Dense Passage Retrieval for Open-Domain Question Answering论文paddlepaddle2.x复现
验收标准:
- 复现竞品dpr模型(参考论文和竞品实现链接)
- 完成模型权重从pytorch到paddle的转换代码,转换2种(6个)预训练权重 ["facebook/dpr-ctx_encoder-single-nq-base", "facebook/dpr-ctx_encoder-multiset-base", "facebook/dpr-question_encoder-single-nq-base", "facebook/dpr-question_encoder-multiset-base", "facebook/dpr-reader-single-nq-base", "facebook/dpr-reader-multiset-base"]
- DPRContextEncoder网络,DPRQuestionEncoder网络和DPRReader网络前向推理输出对齐竞品(上述两种权重)
pip install paddlenlp
pip install torch
pip install transformers
python download_hg_model.py
python convert_hg_to_paddle.py
下载地址:https://drive.google.com/file/d/1dB3hI0weP1uar8S3anIlRwdxhbS2sctS/view?usp=sharing
准备好模型权重后,进行精度对齐。
python compare.py
dpr-ctx_encoder-multiset-base : tensor(4.5952e-07)

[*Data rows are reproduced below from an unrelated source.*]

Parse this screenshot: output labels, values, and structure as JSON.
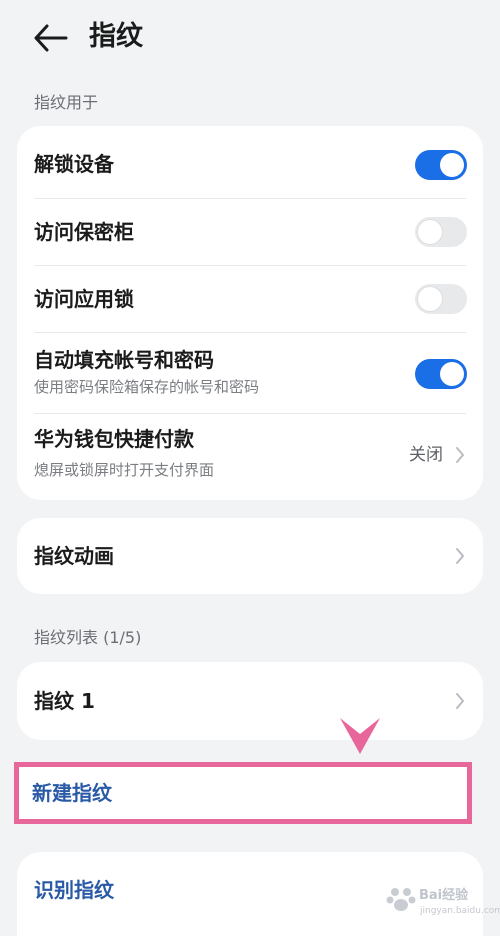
{
  "header": {
    "title": "指纹"
  },
  "fingerprint_use": {
    "section_label": "指纹用于",
    "items": [
      {
        "label": "解锁设备",
        "toggle": "on"
      },
      {
        "label": "访问保密柜",
        "toggle": "off"
      },
      {
        "label": "访问应用锁",
        "toggle": "off"
      },
      {
        "label": "自动填充帐号和密码",
        "subtitle": "使用密码保险箱保存的帐号和密码",
        "toggle": "on"
      },
      {
        "label": "华为钱包快捷付款",
        "subtitle": "熄屏或锁屏时打开支付界面",
        "value": "关闭"
      }
    ]
  },
  "animation": {
    "label": "指纹动画"
  },
  "fingerprint_list": {
    "section_label": "指纹列表 (1/5)",
    "items": [
      {
        "label": "指纹 1"
      }
    ]
  },
  "new_fingerprint": {
    "label": "新建指纹"
  },
  "identify_fingerprint": {
    "label": "识别指纹"
  },
  "watermark": {
    "text": "Bai经验",
    "sub": "jingyan.baidu.com"
  },
  "colors": {
    "accent": "#1a6ee6",
    "link": "#2a5aa6",
    "highlight": "#e8679a"
  }
}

dpr-ctx_encoder-single-nq-base : tensor(6.9349e-07)
dpr-question_encoder-multiset-base :tensor(1.7658e-06)
dpr-question_encoder-single-nq-base :tensor(4.1322e-07)
dpr-reader-multiset-base : tensor(5.0176e-06),tensor(1.8369e-06),tensor(1.3828e-05)
dpr-reader-single-nq-base : tensor(1.9160e-05),tensor(3.0648e-05),tensor(2.8610e-06)
由于下载hg权重的时候使用了wget
,如果不是linux系统,请自己手动下载权重!